Police chief defends arresting parents in school WhatsApp row but says it could have been ‘lower key’

A police chief has defended arresting two parents in a school dispute but said a lower key approach might have been better than sending three police cars, a van and six uniformed officers to their door.

Maxie Allen and his partner Rosalind Levine were arrested in front of their daughter on 29 January.

Hertfordshire’s chief constable Andy Prophet  has defended the force’s actions saying that the couple had been sent warnings and there was ‘lawful reason to arrest’.

Six police officers were sent to the family’s house to arrest the couple on suspicion of malicious communications and harassment after Cowley Hill Primary School, where their daughter attended, complained of a high volume of emails and disparaging comments on WhatsApp.

Prophet said: “I’ve looked at the footage, I understand why a member of the public would look at that and think that feels a bit over the top. With the benefit of hindsight I think we could have done that and should have done that differently. We may have needed six people but they didn’t all need to be uniformed officers.

“We didn’t need to have three marked vehicles and a police van parked outside. We probably could have achieved it with one or two uniformed officers and if we needed some people to go in and support, we could have thought about officers in plain clothes and dealing with it a little bit lower key.”

Speaking on a force webcast, Prophet defended the actions of the inspector who approved the arrests, saying he did so because he did not believe Allen and Levine would consent to a voluntary interview and because of the need to preserve electronic devices.

The parents said they were locked inside a cell for eleven hours, after complaining about the recruitment process at their daughter’s school on a WhatsApp group.

They told the Times that police took their fingerprints and searched them, then left them in the cell. Five weeks after their arrest, police decided they would take no further action.

The couple said they had previously been banned from entering Cowley Hill Primary School, in Borehamwood, Hertfordshire, after questioning the recruitment process for a head teacher and criticising the leadership in a parents' WhatsApp group.

Because of this, they said they weren’t allowed to attend their daughter Sascha’s parents evening and her Christmas performance.

They also said the ban prevented them from giving the school important medical information about their daughter, who is disabled, neurodivergent and suffers from epilepsy.

Police had voiced their concerns about the parents sending multiple emails, and criticising the school on a parents’ WhatsApp group.

The school said it had "sought advice from police" after a "high volume of direct correspondence and public social media posts" that they claim had become upsetting for staff, parents and governors.

Hertfordshire Constabulary said the arrests were "necessary to fully investigate the allegations", and later concluded that no further action would be taken.
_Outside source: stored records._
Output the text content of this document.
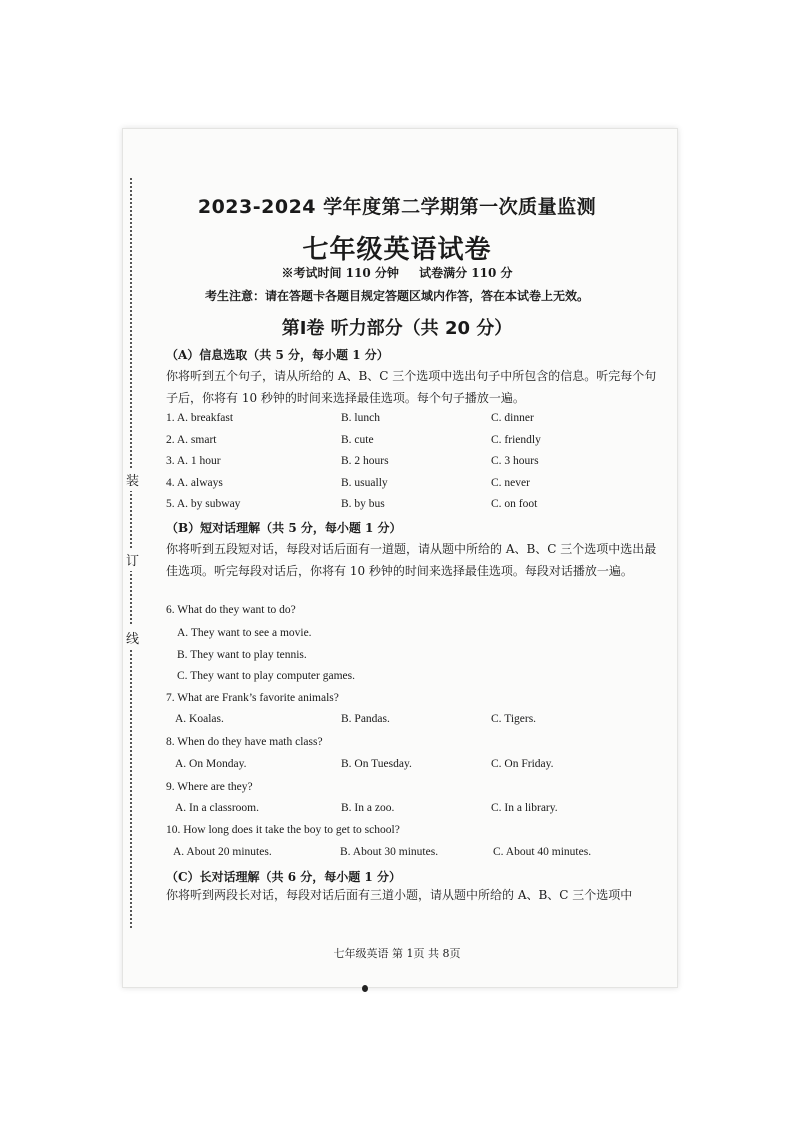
装
订
线
2023-2024 学年度第二学期第一次质量监测
七年级英语试卷
※考试时间 110 分钟 试卷满分 110 分
考生注意：请在答题卡各题目规定答题区域内作答，答在本试卷上无效。
第Ⅰ卷 听力部分（共 20 分）
（A）信息选取（共 5 分，每小题 1 分）
你将听到五个句子，请从所给的 A、B、C 三个选项中选出句子中所包含的信息。听完每个句子后，你将有 10 秒钟的时间来选择最佳选项。每个句子播放一遍。
1. A. breakfast	B. lunch	C. dinner
2. A. smart	B. cute	C. friendly
3. A. 1 hour	B. 2 hours	C. 3 hours
4. A. always	B. usually	C. never
5. A. by subway	B. by bus	C. on foot
（B）短对话理解（共 5 分，每小题 1 分）
你将听到五段短对话，每段对话后面有一道题，请从题中所给的 A、B、C 三个选项中选出最佳选项。听完每段对话后，你将有 10 秒钟的时间来选择最佳选项。每段对话播放一遍。
6. What do they want to do?
A. They want to see a movie.
B. They want to play tennis.
C. They want to play computer games.
7. What are Frank’s favorite animals?
A. Koalas.	B. Pandas.	C. Tigers.
8. When do they have math class?
A. On Monday.	B. On Tuesday.	C. On Friday.
9. Where are they?
A. In a classroom.	B. In a zoo.	C. In a library.
10. How long does it take the boy to get to school?
A. About 20 minutes.	B. About 30 minutes.	C. About 40 minutes.
（C）长对话理解（共 6 分，每小题 1 分）
你将听到两段长对话，每段对话后面有三道小题，请从题中所给的 A、B、C 三个选项中
七年级英语 第 1页 共 8页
Mr Allen, a Times Radio producer, said he was attending a Zoom meeting when six police officers turned up at his home.

He told The Times: "I was just in complete disbelief.

"It was just unfathomable to me that things had escalated to this degree."

The couple asked to be told what they had done that met the threshold for the alleged offences, but both the police and school refused to give specifics, the paper said.

Mr Allen had reportedly written to the school in May 2024 over the recruitment process for a new head teacher but his questions were rebuffed.

Shortly afterwards, the chair of governors is said to have written to the parent body about "inflammatory and defamatory" comments on social media, warning that the school would take action against anyone who caused "disharmony".

According to the newspaper, the couple expressed incredulity about the warnings on a private WhatsApp group.

The couple say they were later banned from entering the school premises, and say they emailed the school "regularly" following the ban to address issues relating to the needs of their daughter Sascha.

They say they could find about 45 email threads, some involving multiple emails, during their six-month ban.

An officer issued a warning to the family in December, and told them to take Sascha out of school, which they did the next month, a week before they were arrested.

Mr Allen said: "We'd never used abusive or threatening language, even in private, and always followed due process.

"Yet we have never even been told what these communications were that were supposedly criminal, which is completely Kafkaesque."

He added: "I believe the school tried to use the police to close down legitimate inquiries, and for some reason the constabulary played along."

A spokesperson for Cowley Hill Primary School told The Times: "We sought advice from the police following a high volume of direct correspondence and public social media posts from two parents, as this was becoming upsetting for staff, parents and governors.

"We're always happy for parents to raise concerns, but we do ask that they do this in a suitable way, and in line with the school's published complaints procedure."

Hertfordshire Constabulary said: "Following reports of harassment and malicious communications, which are criminal offences, a man and a woman from Borehamwood, both aged in their 40s, were arrested on Wednesday 29 January.

"The arrests were necessary to fully investigate the allegations as is routine in these types of matters.

"Following further investigations, officers deemed that no further action should be taken due to insufficient evidence.

"In relation to the police visit on 20 December, a complaint was submitted which was reviewed by our Professional Standards Department.

"It was deemed that the service provided by officers was appropriate."